Los estaban esperando: desde más abajo se había corrido la voz de que un pequeño bote estaba en camino. Hombres, mujeres y niños habían llegado hasta la orilla desde la aldea cercana, Hasupuweteri.
"Se aglomeraron a mi alrededor. Tenía tantas manos encima, tocándome las orejas, la nariz, acariciándome el pelo…"

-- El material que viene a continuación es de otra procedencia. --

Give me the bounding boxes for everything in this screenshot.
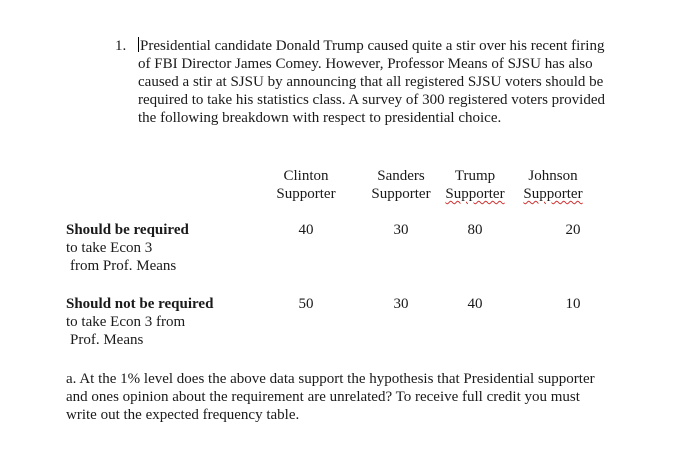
question-line-5: the following breakdown with respect to … bbox=[138, 110, 502, 126]
cell-required-johnson: 20 bbox=[565, 222, 581, 238]
cell-required-trump: 80 bbox=[467, 222, 483, 238]
column-header-clinton: Clinton Supporter bbox=[276, 168, 336, 202]
question-line-3: caused a stir at SJSU by announcing that… bbox=[138, 74, 604, 90]
subquestion-line-3: write out the expected frequency table. bbox=[66, 407, 300, 423]
column-header-sanders: Sanders Supporter bbox=[371, 168, 431, 202]
question-number: 1. bbox=[115, 38, 127, 54]
column-header-johnson: Johnson Supporter bbox=[523, 168, 583, 202]
subquestion-text: a. At the 1% level does the above data s… bbox=[66, 370, 656, 424]
subquestion-line-2: and ones opinion about the requirement a… bbox=[66, 389, 580, 405]
column-header-trump: Trump Supporter bbox=[445, 168, 505, 202]
cell-required-sanders: 30 bbox=[393, 222, 409, 238]
question-text: Presidential candidate Donald Trump caus… bbox=[138, 37, 658, 127]
row-label-not-required: Should not be required to take Econ 3 fr… bbox=[66, 296, 214, 348]
text-cursor bbox=[138, 37, 139, 52]
row-label-required: Should be required to take Econ 3 from P… bbox=[66, 222, 189, 274]
cell-not-required-trump: 40 bbox=[467, 296, 483, 312]
question-line-4: required to take his statistics class. A… bbox=[138, 92, 605, 108]
question-line-2: of FBI Director James Comey. However, Pr… bbox=[138, 56, 593, 72]
cell-required-clinton: 40 bbox=[298, 222, 314, 238]
cell-not-required-clinton: 50 bbox=[298, 296, 314, 312]
cell-not-required-johnson: 10 bbox=[565, 296, 581, 312]
cell-not-required-sanders: 30 bbox=[393, 296, 409, 312]
question-line-1: Presidential candidate Donald Trump caus… bbox=[138, 37, 605, 54]
subquestion-line-1: a. At the 1% level does the above data s… bbox=[66, 371, 595, 387]
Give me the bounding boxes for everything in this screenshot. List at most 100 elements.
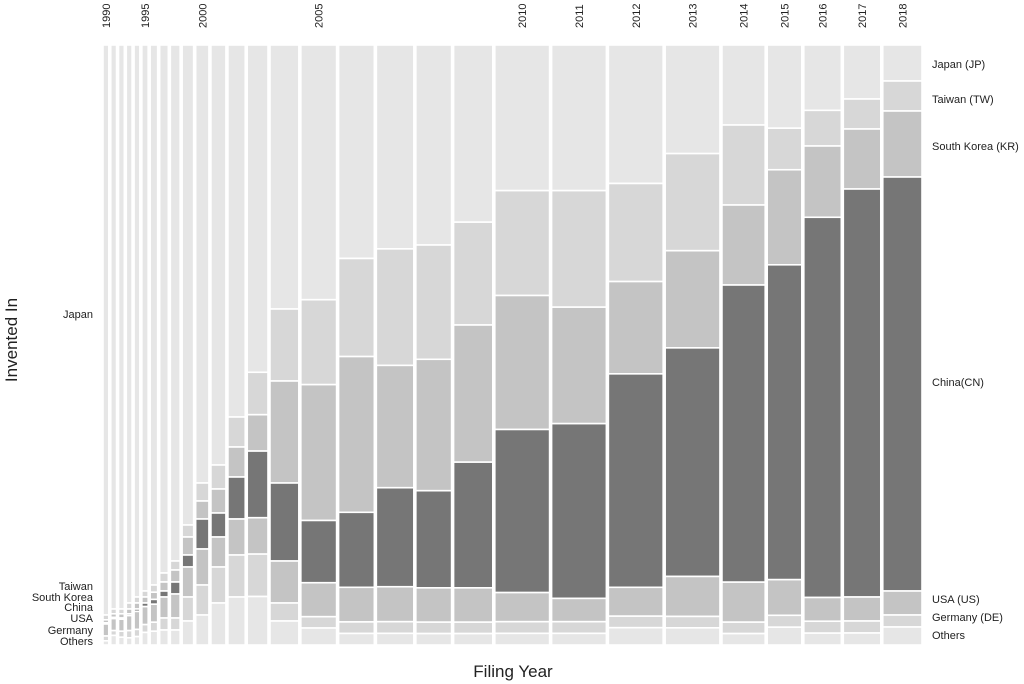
segment-usa-1993 <box>125 614 133 632</box>
segment-germany-2002 <box>227 554 247 598</box>
segment-others-1995 <box>141 631 149 646</box>
x-axis-title: Filing Year <box>473 662 553 681</box>
segment-taiwan-2015 <box>766 127 803 171</box>
segment-south-korea-2014 <box>721 204 767 286</box>
segment-japan-2015 <box>766 44 803 129</box>
segment-south-korea-2018 <box>881 110 923 178</box>
segment-others-2002 <box>227 596 247 646</box>
segment-usa-2009 <box>452 587 494 623</box>
segment-taiwan-1999 <box>181 524 195 538</box>
x-tick-label-2000: 2000 <box>197 4 209 28</box>
segment-others-1993 <box>125 636 133 646</box>
segment-germany-1995 <box>141 623 149 634</box>
segment-taiwan-1998 <box>169 560 181 571</box>
x-tick-label-2005: 2005 <box>314 4 326 28</box>
segment-germany-2006 <box>337 621 376 635</box>
segment-japan-1997 <box>158 44 170 574</box>
segment-japan-1991 <box>109 44 118 610</box>
segment-others-2001 <box>210 602 227 646</box>
segment-south-korea-2000 <box>194 500 210 520</box>
legend-label-6: Germany (DE) <box>932 612 1003 624</box>
segment-others-2005 <box>300 627 338 646</box>
segment-germany-2003 <box>246 553 269 598</box>
segment-germany-2017 <box>842 620 882 634</box>
segment-japan-1995 <box>141 44 149 592</box>
segment-usa-1992 <box>117 618 126 633</box>
legend-label-1: Japan (JP) <box>932 59 985 71</box>
segment-usa-1997 <box>158 596 170 619</box>
segment-japan-2000 <box>194 44 210 484</box>
segment-china-2009 <box>452 461 494 589</box>
x-tick-label-2010: 2010 <box>517 4 529 28</box>
segment-germany-2007 <box>375 620 415 635</box>
segment-others-2016 <box>803 632 843 646</box>
segment-china-2000 <box>194 518 210 550</box>
segment-japan-2007 <box>375 44 415 250</box>
x-tick-label-1990: 1990 <box>101 4 113 28</box>
segment-usa-1991 <box>109 617 118 632</box>
segment-taiwan-2003 <box>246 371 269 416</box>
segment-usa-1994 <box>133 610 141 631</box>
segment-taiwan-2004 <box>269 308 300 382</box>
segment-china-2007 <box>375 486 415 588</box>
x-tick-label-2015: 2015 <box>780 4 792 28</box>
segment-usa-2004 <box>269 560 300 604</box>
segment-south-korea-1999 <box>181 536 195 556</box>
left-label-usa: USA <box>70 613 93 625</box>
segment-south-korea-2010 <box>493 294 551 431</box>
segment-china-2014 <box>721 284 767 583</box>
segment-others-1992 <box>117 636 126 646</box>
segment-japan-2004 <box>269 44 300 310</box>
segment-south-korea-2001 <box>210 488 227 514</box>
x-tick-label-2018: 2018 <box>897 4 909 28</box>
segment-usa-2006 <box>337 586 376 623</box>
segment-taiwan-2010 <box>493 189 551 297</box>
segment-south-korea-1995 <box>141 596 149 604</box>
segment-germany-2014 <box>721 621 767 635</box>
segment-usa-2015 <box>766 578 803 617</box>
segment-taiwan-2005 <box>300 298 338 386</box>
segment-germany-2012 <box>607 615 664 629</box>
segment-others-2009 <box>452 632 494 646</box>
segment-usa-2011 <box>550 597 608 623</box>
segment-others-2006 <box>337 632 376 646</box>
segment-japan-2011 <box>550 44 608 192</box>
segment-usa-2008 <box>415 587 453 623</box>
segment-china-2001 <box>210 512 227 538</box>
segment-china-2011 <box>550 422 608 600</box>
left-label-japan: Japan <box>63 309 93 321</box>
segment-others-1991 <box>109 634 118 646</box>
segment-others-2007 <box>375 632 415 646</box>
segment-south-korea-2012 <box>607 280 664 375</box>
segment-germany-2001 <box>210 566 227 604</box>
segment-south-korea-2002 <box>227 446 247 478</box>
segment-others-2014 <box>721 632 767 646</box>
x-tick-label-2012: 2012 <box>631 4 643 28</box>
segment-south-korea-2016 <box>803 145 843 219</box>
segment-japan-2014 <box>721 44 767 126</box>
segment-japan-2002 <box>227 44 247 418</box>
segment-germany-2011 <box>550 620 608 635</box>
segment-taiwan-2018 <box>881 80 923 112</box>
segment-japan-2001 <box>210 44 227 466</box>
segment-others-2011 <box>550 632 608 646</box>
segment-germany-2013 <box>664 615 721 629</box>
segment-south-korea-2006 <box>337 355 376 514</box>
segment-taiwan-2006 <box>337 257 376 358</box>
segment-usa-1999 <box>181 566 195 598</box>
segment-taiwan-2017 <box>842 98 882 130</box>
segment-japan-2012 <box>607 44 664 185</box>
segment-taiwan-2012 <box>607 182 664 283</box>
segment-germany-2005 <box>300 615 338 629</box>
segment-taiwan-2016 <box>803 109 843 147</box>
segment-japan-1996 <box>149 44 159 586</box>
segment-south-korea-2008 <box>415 358 453 492</box>
segment-china-2002 <box>227 476 247 520</box>
segment-germany-2015 <box>766 614 803 628</box>
segment-usa-1995 <box>141 605 149 626</box>
segment-germany-2000 <box>194 584 210 616</box>
x-tick-label-1995: 1995 <box>140 4 152 28</box>
segment-south-korea-2015 <box>766 168 803 266</box>
segment-usa-1990 <box>102 623 110 637</box>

Con 1,6 metros de altura, David estaba acostumbrado a ser siempre el más bajo de su grupo. Se puso nervioso cuando se vio rodeado de personas a las que les sacaba una cabeza: los yanomamis son uno de los grupos étnicos de menor estatura promedio en el mundo.
No era la primera vez que los habitantes de Hasupuweteri se veían cara a cara con un nabuh, como llaman al hombre blanco. Antes habían llegado antropólogos, médicos y misioneros.
Pero David era diferente. No venía a investigarlos, curarlos o convertirlos.